Indian PM in bid to counter growing Chinese influence in Nepal | Asia Pacific

Indian PM in bid to counter growing Chinese influence in Nepal

Indian PM in bid to counter growing Chinese influence in Nepal

Updated 4 August 2014, 13:12 AEST

India's Prime Minister Narendra Modi is in Nepal on a two day official visit - the first time an Indian leader has done so, in seventeen years.

India hopes to build on its relationship with Nepal, at a time of China's rising influence over the Himalayan nation.
 
He's already offered Nepal one-billion dollars in loans to help build power plants and roads.
 

Presenter: Sen Lam

Speaker: Dr Iftekhar Ahmed Chowdhury, principal research fellow at the Institute of South Asian Studies, National University of Singapore.

CHOWDHURY: Well, it is important, of course, and Nepal in particular and the region in general, its foreign policy appears to have three concentric circles, first the region, second the emerging economies and the third, the more distant , but also relevant Americas and Europe.
 
There is no pecking order really, but he's let it known that the region comes first and within the region, of course, Nepal is an important component.
 
LAM: Indeed, and, of course, Mr Modi I understand is interested in promoting his initiative of economically integrating South Asia.
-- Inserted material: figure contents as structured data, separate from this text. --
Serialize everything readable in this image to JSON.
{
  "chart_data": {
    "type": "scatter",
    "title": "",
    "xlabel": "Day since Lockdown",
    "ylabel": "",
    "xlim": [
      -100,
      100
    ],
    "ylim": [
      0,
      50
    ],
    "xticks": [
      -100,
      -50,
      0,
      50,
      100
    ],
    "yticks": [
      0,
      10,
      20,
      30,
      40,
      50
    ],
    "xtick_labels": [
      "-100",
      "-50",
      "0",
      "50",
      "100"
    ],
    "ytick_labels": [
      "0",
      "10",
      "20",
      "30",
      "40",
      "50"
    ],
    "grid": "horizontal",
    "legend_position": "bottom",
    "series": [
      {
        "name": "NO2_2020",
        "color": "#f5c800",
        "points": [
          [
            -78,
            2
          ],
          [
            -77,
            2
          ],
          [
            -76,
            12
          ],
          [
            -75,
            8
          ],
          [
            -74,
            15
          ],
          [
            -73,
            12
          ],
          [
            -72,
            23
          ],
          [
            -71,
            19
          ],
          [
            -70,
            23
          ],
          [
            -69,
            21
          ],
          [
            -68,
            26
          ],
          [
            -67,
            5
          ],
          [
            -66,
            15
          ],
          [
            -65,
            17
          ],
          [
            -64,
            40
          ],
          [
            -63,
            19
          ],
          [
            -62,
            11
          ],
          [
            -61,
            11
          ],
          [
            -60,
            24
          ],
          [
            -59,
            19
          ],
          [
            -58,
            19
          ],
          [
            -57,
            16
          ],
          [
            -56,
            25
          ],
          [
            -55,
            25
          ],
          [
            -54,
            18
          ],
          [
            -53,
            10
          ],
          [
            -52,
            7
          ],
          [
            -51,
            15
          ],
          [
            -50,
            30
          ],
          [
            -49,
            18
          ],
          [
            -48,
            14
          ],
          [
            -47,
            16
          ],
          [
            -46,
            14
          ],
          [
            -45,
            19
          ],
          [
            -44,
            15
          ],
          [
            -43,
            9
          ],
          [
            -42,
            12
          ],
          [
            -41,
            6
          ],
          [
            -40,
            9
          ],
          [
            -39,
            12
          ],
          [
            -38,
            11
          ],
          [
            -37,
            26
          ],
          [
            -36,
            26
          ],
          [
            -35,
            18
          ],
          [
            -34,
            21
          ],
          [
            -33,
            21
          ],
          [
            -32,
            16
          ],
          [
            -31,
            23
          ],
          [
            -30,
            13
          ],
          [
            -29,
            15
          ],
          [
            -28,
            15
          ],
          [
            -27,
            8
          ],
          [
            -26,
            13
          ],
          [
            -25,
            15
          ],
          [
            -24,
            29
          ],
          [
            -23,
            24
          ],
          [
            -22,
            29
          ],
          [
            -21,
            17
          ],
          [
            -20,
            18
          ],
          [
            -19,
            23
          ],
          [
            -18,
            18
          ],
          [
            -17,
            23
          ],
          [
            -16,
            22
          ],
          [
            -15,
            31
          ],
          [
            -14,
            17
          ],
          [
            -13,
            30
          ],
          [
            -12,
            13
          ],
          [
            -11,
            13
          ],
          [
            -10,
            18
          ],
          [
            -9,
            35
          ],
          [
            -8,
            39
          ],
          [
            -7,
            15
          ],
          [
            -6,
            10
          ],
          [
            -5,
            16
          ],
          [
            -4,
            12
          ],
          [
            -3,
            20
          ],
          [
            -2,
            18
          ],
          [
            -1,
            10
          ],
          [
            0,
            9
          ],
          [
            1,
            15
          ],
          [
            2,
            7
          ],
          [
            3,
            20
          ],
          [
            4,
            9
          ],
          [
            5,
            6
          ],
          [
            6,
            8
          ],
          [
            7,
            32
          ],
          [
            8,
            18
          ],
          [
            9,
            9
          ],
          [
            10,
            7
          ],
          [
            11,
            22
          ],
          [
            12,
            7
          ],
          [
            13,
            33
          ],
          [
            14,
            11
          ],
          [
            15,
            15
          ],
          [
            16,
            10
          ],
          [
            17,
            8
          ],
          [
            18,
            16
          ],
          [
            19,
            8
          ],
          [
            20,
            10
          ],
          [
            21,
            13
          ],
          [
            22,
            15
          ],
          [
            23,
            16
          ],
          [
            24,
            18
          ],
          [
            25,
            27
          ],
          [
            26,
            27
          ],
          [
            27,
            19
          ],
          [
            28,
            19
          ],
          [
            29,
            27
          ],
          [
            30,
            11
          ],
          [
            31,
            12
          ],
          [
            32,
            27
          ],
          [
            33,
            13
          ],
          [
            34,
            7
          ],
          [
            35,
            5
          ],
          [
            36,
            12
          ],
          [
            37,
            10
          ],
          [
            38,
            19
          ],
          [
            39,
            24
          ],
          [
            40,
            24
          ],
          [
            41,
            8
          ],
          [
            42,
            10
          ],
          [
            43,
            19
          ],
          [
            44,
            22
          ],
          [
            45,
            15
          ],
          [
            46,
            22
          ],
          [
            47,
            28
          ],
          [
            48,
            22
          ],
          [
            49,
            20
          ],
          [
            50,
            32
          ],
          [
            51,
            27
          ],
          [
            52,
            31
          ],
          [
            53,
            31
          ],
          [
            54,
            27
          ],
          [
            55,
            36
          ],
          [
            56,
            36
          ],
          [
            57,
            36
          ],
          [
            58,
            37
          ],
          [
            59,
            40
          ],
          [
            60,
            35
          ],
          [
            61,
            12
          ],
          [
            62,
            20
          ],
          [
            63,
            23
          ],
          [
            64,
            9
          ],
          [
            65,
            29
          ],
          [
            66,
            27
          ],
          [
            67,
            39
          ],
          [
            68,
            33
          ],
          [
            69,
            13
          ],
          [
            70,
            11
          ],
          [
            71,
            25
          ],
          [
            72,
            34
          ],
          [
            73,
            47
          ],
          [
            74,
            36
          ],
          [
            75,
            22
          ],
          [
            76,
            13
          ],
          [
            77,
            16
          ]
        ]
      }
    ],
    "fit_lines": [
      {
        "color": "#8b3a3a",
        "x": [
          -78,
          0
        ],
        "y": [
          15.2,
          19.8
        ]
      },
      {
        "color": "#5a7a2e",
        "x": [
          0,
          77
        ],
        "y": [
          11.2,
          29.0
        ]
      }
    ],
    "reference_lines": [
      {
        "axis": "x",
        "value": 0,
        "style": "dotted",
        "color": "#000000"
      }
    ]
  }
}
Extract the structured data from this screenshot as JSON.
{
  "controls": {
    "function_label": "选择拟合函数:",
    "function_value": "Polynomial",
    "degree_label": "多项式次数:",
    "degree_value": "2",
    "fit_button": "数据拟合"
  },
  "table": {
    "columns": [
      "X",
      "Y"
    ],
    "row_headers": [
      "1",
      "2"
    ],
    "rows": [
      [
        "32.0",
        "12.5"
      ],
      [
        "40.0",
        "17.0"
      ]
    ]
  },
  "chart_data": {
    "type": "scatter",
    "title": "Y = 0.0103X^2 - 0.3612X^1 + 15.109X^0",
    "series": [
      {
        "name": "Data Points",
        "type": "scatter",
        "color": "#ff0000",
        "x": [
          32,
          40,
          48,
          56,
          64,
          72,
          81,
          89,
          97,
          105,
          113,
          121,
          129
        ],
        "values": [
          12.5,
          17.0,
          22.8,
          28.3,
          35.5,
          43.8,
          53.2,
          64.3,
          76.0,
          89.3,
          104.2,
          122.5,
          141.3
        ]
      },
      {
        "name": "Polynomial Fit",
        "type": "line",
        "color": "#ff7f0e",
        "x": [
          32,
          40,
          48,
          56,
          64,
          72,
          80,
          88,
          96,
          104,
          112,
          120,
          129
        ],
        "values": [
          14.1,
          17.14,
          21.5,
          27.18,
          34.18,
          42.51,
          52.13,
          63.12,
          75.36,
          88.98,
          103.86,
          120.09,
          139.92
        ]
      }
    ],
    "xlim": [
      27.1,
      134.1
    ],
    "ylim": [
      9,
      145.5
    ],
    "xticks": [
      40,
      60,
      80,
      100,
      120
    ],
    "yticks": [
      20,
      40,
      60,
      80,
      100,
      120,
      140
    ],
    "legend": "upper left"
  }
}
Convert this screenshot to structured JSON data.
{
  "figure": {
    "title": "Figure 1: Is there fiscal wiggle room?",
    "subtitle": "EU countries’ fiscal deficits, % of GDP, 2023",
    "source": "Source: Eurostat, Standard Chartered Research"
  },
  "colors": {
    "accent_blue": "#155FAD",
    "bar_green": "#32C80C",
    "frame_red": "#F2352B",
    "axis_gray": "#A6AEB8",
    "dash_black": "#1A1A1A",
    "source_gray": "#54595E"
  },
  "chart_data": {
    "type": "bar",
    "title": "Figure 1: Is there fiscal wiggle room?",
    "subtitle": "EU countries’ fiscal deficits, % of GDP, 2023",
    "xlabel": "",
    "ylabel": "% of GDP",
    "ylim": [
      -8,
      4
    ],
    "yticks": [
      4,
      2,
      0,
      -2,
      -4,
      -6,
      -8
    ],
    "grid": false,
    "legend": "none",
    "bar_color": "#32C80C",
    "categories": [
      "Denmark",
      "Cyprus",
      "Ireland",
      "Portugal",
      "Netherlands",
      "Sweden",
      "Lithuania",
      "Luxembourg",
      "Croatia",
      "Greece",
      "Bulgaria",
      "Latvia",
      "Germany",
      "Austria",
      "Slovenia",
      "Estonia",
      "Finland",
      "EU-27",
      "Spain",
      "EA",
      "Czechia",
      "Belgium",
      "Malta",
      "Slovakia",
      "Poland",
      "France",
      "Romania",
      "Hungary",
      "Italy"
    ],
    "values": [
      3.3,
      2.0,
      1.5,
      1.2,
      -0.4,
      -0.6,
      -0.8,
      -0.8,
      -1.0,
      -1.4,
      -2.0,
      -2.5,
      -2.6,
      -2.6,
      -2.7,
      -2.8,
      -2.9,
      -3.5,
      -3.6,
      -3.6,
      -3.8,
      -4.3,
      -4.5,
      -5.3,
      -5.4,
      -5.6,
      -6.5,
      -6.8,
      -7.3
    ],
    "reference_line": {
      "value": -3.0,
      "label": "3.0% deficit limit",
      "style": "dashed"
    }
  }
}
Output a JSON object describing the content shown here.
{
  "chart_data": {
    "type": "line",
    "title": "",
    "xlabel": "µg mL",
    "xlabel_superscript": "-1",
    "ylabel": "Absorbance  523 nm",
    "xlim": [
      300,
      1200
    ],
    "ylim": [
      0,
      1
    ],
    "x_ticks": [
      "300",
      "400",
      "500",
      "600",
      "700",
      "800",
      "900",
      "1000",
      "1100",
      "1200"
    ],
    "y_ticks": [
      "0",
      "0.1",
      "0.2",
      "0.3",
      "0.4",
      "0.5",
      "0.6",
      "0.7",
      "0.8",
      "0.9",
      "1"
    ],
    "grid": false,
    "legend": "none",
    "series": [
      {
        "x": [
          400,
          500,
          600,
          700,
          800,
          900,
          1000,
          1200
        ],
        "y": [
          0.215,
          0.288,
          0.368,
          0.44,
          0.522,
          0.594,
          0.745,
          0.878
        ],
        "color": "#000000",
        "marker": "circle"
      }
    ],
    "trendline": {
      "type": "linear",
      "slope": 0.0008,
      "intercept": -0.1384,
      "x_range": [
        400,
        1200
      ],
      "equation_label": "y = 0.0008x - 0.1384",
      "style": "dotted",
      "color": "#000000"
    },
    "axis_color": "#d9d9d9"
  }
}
What sort of support might he find in Nepal?
 
CHOWDHURY: Well, his relations with Nepal or rather India's relations with Nepal have been fraught with some complexities. India has been seen to be slow to deliver on promises made, as on the Mahakali River treaty. Simply put, India is interested in water from Nepal and Nepal is interested in selling hydropower, the potential for which Nepal has not been able to tap fully. So these differing priorities will require some balancing, as Mr Narendra Modi will have to do with the rest of South Asia. So he is attempting to take the low hanging fruits first, Nepal being one of them. It's intricate, and as you have rightly said he's offered one billion dollars as credit and that is to support highways, infoways and transways. He is also fighting for space in Nepal with China, but this has to be done with a lot of deftness and dexterity, because China and India are also cooperating on another plane.
 
LAM: And, of course, Nepal, as you put it, is a low hanging fruit, but all this is against a backdrop of Nepali fears that joint ventures with India might led to a loss of sovereignty. How problematic might this be
 
CHOWDHURY: Well, this could be problematic, unless it's carefully handled. But Mr Modi also addressed the parliament yesterday and was the first foreign leader to do so and one of the things he said was that there will be no interference in Nepal's sovereignty. Of course, the proof of the pudding is in the eating, but as of now, the right kind of things are being said and it is, as far Mr Modi is concerned, so far, so good.
 
LAM: And, as you pointed out earlier. China has been increasing its presence in Nepal, such as hydro-power development. Has India been negligent in engaging its near neighbour, particularly previous Indian governments?
 
CHOWDHURY: Well, it wouldn't be correct to put it in that stark manner, but the fact remains that, for instance, with Nepal, relations have largely been conducted at bureaucratic levels earlier. Modi has raised it to the highest political level and he has made it a part of his overall foreign policy. So a good beginning has been made, but there are other important interlocutors in South Asia, there is Pakistan, there is Bangladesh, there is Sri Lanka, slightly more different ones and I think he's approaching step-by-step. He started with Bhutan, now it's Nepal and then I suppose it will spread around a little further.
 
LAM: And, Nepal may fit well into India's as you put it concentric circle pattern of foreign policy. But what should Nepal be extracting from India, in return for a closer relationship?
 
CHOWDHURY: Well, what Nepal is interested is in selling, in hydropower and getting India to support its hydropower project. There are huge potentials in Nepal and they have not been able to be developed and Nepal is also going to have to do some tricky balancing acts between China and India. Now, of course, Nepal is not new to it. This has gone on for decades on end. But now it's more complex, because at one level China and India are cooperating, at another level, they are competing. So there is going to be some interesting tai chi around competition and cooperation.